Etiological Profile, Clinical Features and Medical Management of Acute Pericarditis in Burkina FasoNobila Valentin Yameogo*, Laurence Eudoxie Benon, Larissa Justine Kagambega, Georges Rosario Christian Millogo, Dangwe Temoa Naibe, Koudougou Jonas Kologo, Boubacar Jean Yves Toguyeni, Andre K Samadoulougou and Patrice Zabsonre
Cardiology department, Teaching hospital Yalgado Ouedraogo, France
- *Corresponding Author:
- Nobila Valentin Yameogo
Teaching hospital Yalgado Ouedraogo, France
E-mail: [email protected]
Received Date: September 02, 2013; Accepted Date: October 05, 2013; Published Date: October 07, 2013
Citation: Yameogo NV, Benon LE, Kagambega LJ, Millogo GRC, Naibe DT (2013) Etiological Profile, Clinical Features and Medical Management of Acute Pericarditis in Burkina Faso. J Trop Dis 1:119. doi: 10.4172/2329-891X.1000119
Copyright: © 2013 Yameogo NV, et al. This is an open-access article distributed under the terms of the Creative Commons Attribution License, which permits unrestricted use, distribution, and reproduction in any medium, provided the original author and source are credited.

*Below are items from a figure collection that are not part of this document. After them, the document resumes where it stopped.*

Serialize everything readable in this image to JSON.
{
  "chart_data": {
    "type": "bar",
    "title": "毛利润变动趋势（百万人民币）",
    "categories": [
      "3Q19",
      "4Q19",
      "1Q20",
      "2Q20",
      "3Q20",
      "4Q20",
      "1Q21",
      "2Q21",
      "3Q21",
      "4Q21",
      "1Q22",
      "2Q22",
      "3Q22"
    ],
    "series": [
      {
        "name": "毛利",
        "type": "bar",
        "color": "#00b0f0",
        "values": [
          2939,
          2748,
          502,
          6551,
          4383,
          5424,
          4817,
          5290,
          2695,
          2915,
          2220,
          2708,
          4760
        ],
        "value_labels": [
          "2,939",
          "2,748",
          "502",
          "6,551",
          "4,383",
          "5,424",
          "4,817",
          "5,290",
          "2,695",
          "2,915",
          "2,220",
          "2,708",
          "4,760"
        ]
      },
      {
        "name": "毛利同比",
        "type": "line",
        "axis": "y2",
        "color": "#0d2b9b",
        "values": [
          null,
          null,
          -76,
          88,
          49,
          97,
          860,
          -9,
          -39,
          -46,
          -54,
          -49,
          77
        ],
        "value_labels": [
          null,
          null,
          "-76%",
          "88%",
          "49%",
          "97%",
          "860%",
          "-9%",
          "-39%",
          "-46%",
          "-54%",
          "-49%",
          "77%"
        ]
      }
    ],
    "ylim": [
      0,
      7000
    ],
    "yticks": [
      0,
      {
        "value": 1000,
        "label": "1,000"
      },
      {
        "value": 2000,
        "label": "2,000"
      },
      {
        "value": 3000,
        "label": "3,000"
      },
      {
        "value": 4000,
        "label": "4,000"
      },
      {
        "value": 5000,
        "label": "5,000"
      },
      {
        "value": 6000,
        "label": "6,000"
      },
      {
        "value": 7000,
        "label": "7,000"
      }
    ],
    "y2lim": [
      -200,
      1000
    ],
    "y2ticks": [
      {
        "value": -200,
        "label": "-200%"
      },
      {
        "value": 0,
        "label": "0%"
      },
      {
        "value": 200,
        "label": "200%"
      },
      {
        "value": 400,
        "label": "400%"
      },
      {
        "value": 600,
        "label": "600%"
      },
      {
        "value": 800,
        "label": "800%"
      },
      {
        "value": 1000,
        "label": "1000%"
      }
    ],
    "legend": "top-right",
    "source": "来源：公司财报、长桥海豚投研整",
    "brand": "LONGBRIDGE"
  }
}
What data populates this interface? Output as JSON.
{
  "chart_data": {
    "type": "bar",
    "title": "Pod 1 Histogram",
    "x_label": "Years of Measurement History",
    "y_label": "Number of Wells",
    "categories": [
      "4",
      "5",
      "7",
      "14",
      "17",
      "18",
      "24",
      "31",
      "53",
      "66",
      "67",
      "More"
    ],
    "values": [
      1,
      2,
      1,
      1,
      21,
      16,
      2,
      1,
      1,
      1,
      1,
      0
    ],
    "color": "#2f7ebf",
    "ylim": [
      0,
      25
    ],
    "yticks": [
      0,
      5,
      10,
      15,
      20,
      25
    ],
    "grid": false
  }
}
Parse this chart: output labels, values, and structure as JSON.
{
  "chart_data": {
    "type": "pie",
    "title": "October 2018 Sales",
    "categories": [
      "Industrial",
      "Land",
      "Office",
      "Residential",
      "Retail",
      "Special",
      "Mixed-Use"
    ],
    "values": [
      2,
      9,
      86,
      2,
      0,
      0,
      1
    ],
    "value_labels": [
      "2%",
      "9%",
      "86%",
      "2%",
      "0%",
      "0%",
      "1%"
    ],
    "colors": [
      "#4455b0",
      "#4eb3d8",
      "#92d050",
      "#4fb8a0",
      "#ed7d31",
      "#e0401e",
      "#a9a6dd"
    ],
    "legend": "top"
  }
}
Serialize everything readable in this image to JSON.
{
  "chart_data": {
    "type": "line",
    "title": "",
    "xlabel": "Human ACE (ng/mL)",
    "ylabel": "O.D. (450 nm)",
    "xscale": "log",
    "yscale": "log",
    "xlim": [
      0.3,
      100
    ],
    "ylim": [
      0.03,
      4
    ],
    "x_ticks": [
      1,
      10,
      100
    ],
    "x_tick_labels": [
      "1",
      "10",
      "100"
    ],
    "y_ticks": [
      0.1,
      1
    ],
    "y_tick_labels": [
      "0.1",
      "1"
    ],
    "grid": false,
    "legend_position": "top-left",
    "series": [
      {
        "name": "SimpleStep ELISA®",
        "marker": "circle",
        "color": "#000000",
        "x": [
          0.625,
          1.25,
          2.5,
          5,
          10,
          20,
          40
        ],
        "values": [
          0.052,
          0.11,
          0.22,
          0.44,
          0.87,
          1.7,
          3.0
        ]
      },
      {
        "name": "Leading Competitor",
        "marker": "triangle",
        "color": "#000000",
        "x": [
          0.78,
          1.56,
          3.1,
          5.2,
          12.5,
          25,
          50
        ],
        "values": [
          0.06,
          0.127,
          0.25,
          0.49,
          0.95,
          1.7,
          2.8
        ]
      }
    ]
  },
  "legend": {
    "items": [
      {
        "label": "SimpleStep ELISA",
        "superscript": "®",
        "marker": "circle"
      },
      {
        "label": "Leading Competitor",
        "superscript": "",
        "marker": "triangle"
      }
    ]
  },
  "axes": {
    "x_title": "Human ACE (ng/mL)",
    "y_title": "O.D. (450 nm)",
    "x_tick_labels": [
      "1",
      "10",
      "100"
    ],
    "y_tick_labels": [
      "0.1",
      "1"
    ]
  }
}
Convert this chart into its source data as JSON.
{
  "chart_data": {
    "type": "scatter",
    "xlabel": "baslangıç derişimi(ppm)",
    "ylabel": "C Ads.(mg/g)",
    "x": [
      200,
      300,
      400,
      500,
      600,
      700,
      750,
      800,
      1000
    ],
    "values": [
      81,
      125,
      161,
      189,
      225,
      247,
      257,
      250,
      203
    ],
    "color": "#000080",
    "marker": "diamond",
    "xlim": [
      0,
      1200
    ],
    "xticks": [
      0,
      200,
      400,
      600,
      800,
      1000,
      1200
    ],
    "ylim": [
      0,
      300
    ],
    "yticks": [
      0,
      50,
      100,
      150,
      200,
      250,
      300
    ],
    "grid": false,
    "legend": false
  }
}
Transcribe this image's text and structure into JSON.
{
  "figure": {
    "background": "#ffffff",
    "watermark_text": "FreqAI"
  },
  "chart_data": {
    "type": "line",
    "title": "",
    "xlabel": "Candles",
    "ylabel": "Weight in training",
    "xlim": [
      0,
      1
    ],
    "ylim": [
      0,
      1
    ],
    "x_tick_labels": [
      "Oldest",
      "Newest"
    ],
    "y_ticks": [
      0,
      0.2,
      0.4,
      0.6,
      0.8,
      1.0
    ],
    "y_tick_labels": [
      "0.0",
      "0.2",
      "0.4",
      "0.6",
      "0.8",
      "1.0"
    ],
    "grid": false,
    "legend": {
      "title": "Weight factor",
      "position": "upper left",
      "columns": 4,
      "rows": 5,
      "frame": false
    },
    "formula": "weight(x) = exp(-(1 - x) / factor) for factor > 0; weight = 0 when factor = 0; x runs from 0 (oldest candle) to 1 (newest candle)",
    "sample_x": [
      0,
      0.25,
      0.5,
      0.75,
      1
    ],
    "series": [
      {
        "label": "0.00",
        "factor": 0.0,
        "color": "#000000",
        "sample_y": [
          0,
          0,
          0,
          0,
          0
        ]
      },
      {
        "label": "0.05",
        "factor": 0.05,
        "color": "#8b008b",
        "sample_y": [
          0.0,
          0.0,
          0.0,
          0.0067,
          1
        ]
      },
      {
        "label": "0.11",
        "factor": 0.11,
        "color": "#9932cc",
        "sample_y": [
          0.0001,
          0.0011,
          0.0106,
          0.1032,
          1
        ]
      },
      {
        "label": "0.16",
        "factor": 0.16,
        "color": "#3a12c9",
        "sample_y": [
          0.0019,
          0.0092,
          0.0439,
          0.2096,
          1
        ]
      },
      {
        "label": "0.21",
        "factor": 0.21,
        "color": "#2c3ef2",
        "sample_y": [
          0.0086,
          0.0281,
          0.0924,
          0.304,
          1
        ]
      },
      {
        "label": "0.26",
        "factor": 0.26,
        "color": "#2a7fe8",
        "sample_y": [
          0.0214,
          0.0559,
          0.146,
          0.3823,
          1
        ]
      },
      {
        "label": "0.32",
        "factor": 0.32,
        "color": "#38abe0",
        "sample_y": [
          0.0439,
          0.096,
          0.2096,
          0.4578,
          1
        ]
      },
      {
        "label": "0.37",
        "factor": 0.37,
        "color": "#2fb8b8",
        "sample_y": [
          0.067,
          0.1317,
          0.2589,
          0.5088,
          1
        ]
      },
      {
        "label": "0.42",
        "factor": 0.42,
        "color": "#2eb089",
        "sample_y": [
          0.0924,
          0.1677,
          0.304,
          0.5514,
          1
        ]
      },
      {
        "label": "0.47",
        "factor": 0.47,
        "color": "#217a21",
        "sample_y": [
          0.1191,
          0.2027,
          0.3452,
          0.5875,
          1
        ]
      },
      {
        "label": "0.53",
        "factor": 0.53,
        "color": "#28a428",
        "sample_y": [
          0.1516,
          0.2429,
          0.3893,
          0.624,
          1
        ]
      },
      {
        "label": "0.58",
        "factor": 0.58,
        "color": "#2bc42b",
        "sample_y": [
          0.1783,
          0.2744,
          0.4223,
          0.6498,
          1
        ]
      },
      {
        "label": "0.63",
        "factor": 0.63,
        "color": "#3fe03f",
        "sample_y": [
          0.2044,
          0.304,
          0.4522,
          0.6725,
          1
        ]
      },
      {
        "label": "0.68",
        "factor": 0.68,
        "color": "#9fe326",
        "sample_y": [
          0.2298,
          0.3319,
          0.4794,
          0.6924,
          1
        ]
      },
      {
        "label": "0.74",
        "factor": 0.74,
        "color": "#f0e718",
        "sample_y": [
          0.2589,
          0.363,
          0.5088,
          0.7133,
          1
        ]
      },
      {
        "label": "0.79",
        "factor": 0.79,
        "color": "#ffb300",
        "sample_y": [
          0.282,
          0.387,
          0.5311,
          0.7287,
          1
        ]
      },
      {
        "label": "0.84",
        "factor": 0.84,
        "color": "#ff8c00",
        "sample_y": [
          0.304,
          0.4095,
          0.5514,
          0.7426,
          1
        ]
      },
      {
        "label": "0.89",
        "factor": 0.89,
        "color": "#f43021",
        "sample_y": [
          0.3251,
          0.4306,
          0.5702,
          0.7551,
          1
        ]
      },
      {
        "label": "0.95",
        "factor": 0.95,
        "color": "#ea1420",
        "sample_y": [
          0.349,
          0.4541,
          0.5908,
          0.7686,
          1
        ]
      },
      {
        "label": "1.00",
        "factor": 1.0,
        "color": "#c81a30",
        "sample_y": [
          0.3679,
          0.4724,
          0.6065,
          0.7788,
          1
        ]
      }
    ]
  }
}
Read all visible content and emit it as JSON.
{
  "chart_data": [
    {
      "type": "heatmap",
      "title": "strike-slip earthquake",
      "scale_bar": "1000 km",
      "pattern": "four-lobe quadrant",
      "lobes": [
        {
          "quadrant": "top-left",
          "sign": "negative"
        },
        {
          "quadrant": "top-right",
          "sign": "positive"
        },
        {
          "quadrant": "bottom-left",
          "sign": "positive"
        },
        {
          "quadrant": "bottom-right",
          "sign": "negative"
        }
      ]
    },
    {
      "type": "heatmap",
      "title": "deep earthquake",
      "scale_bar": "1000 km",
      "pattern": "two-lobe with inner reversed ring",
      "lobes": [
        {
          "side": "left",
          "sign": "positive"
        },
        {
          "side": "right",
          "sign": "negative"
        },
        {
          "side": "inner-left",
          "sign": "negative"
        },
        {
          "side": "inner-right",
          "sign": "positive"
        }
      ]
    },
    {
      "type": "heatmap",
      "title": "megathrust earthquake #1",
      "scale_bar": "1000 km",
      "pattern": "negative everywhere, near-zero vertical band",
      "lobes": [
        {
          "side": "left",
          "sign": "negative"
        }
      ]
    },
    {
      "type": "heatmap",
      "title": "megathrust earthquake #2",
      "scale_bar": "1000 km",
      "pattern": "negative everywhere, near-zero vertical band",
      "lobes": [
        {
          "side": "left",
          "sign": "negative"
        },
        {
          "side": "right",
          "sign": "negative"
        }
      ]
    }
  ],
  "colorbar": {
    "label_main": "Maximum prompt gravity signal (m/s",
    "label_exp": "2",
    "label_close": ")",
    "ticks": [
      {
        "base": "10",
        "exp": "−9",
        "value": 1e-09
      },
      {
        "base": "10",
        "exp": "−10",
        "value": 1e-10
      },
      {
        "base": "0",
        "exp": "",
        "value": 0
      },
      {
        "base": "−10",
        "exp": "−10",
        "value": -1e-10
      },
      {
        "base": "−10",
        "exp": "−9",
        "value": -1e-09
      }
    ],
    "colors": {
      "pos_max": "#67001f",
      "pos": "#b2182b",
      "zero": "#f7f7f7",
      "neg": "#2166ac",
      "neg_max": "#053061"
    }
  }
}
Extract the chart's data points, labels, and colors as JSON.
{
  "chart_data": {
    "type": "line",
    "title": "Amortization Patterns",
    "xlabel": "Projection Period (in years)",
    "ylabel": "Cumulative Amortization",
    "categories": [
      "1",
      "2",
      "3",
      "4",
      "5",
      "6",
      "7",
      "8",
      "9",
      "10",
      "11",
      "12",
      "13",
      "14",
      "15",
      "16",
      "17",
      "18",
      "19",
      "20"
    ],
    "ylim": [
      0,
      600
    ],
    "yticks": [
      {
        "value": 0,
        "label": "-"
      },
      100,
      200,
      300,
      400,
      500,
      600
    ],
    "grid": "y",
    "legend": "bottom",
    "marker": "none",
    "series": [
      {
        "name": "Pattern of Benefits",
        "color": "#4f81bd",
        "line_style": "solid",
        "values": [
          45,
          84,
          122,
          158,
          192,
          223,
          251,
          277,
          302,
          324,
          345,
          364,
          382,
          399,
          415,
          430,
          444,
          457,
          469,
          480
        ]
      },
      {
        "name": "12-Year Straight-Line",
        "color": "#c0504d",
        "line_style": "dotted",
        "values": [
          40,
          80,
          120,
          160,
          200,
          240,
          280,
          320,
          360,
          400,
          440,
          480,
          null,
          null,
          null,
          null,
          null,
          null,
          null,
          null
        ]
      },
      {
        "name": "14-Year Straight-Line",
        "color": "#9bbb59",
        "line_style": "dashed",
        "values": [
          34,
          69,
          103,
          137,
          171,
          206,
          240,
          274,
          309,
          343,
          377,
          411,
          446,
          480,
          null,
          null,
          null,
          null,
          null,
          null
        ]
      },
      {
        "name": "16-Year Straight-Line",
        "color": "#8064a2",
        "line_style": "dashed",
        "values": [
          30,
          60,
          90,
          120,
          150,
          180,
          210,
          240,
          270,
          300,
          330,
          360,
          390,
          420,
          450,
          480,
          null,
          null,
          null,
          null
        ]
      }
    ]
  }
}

Diagnosis of acute pericarditis is sometimes difficult but the first challenge to the clinician is to establish an etiologic diagnosis. This study aimed to describe etiologies of this pathology and its clinical pictures, and expose the medical treatment and outcome, at the time of the success of antiretroviral treatment. Through a prospective study, we follow up a sample of patients presenting acute pericarditis from January 2010 to December 2011. There were 43 cases composed of 20 men and 23 women. The average age was 41.4 ± 16.1 years. The leading clinical signs were infectious syndrome (100%), dyspnea (86%), and chest pain (79.1%). Right heart failure was found in 27.9% of cases, hypotension in 23.2% of cases and pulsus paradoxus in 20.9% of cases. Echocardiography found pericardial effusion in 88.4% of cases. This effusion was of great amount in 26.3% of cases of pericardial effusion. Cardiac tamponade was encountered in six cases. We identified an etiology in 88.4% of cases. These etiologies were tuberculosis in 47.4% of cases. As treatment, anti-tuberculous drugs associated to corticosteroids were systematic in tuberculous forms. In other cases, we used aspirin associated to corticosteroids or colchicine as appropriate. Six cases of recurrence were observed in exclusively tuberculous forms. Two cases of deaths were occurred.